Au. Ein kurzer Stich im Hinterkopf, dann Nackensteife. Den dritten Gin Tonic hätte ich mir sparen können. Aber cooler Club. Fast wäre Emmi, oder hieß sie Anny, mitgegangen auf die Tour, aber als ich vom Gerüstklettern und Kranpendeln angefangen habe, hat sie gemeint, ein andermal, ich muss dann. Sie hatte auf beiden Seiten ihres Kopfes eine Zickzackfrisur, ich musste sofort an Elsa Lanchester aus Frankensteins Braut von 1935 denken. Ich weiß, ich bin wirklich berufsgeschädigt, überall sehe ich Frauen aus alten Stummfilmen. Gestern eine Mary Pickford. Letzte Woche eine Gloria Swanson. Marc, du musst mal weg von deinen Filmen und überhaupt raus aus Wien, hatte Nils gesagt. Der hat leicht reden, mit dem goldenen Löffel im Mund aufgewachsen. Einmal ist er mit gewesen beim Roofen, nein nichts für ihn, er musste ausgeschlafen sein für sein Wochenende auf dem Golfplatz.
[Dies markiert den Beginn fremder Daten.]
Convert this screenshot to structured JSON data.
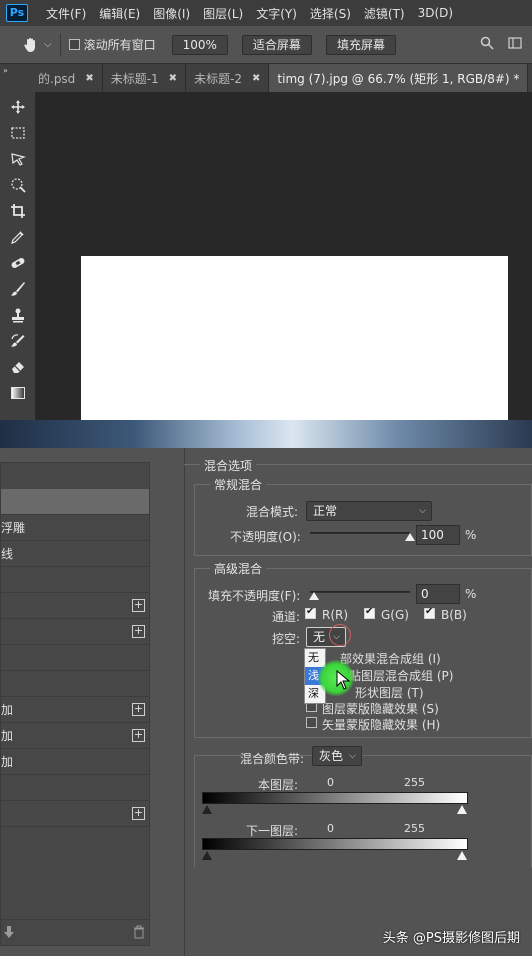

Nach einem Jahr Herumlungern auf Dächern und Sonnenaufgangbeobachten – damals, als ich damit begonnen hatte, wurden es immer mehr Roofer, vielleicht waren sie auch durch Victoria inspiriert –, hatte ich meinen ersten Kran bestiegen. Ein Roofer auf dem Marina Tower hatte mir davon erzählt. Zuerst war ich ohne Ausrüstung nur die Leiter hinaufgeklettert und, da der Kran im Wind schwankte und knarzte, gleich wieder hinunter. In den folgenden Monaten stieg ich dann am Führerhaus vorbei bis zum Ausleger, und eines Tages auf den Ausleger selbst. Was den Kick dramatisch erhöhte, denn bei diesem Modell gab es keinen Steg, ich musste mich durch das Dreiecksfachwerk hanteln.
Viel später hatte ich dann die Videos auf YouTube gefunden. Die Typen auf den Petronas Towers, mit GoPro und Handystick. Den YouTuber Shiey, der auf die Spitze von Pylonbrücken klettert und in offenen Kohlewaggons durch Montenegro trainsurft.
All das würde ich selbstverständlich nicht machen. Aber ich hatte eine andere Idee. Nachdem ich mein Selfstorage-Abteil durchwühlt hatte, fand ich mein altes Klettergeschirr und das Seil, dreißig Meter, mehr als genug für das, was ich vorhatte. Und dann bin ich auch gependelt.
Aber heute nicht.
Ich bin oben. Luft holen. Ausschnaufen. Niemand da sonst, Gott sei Dank.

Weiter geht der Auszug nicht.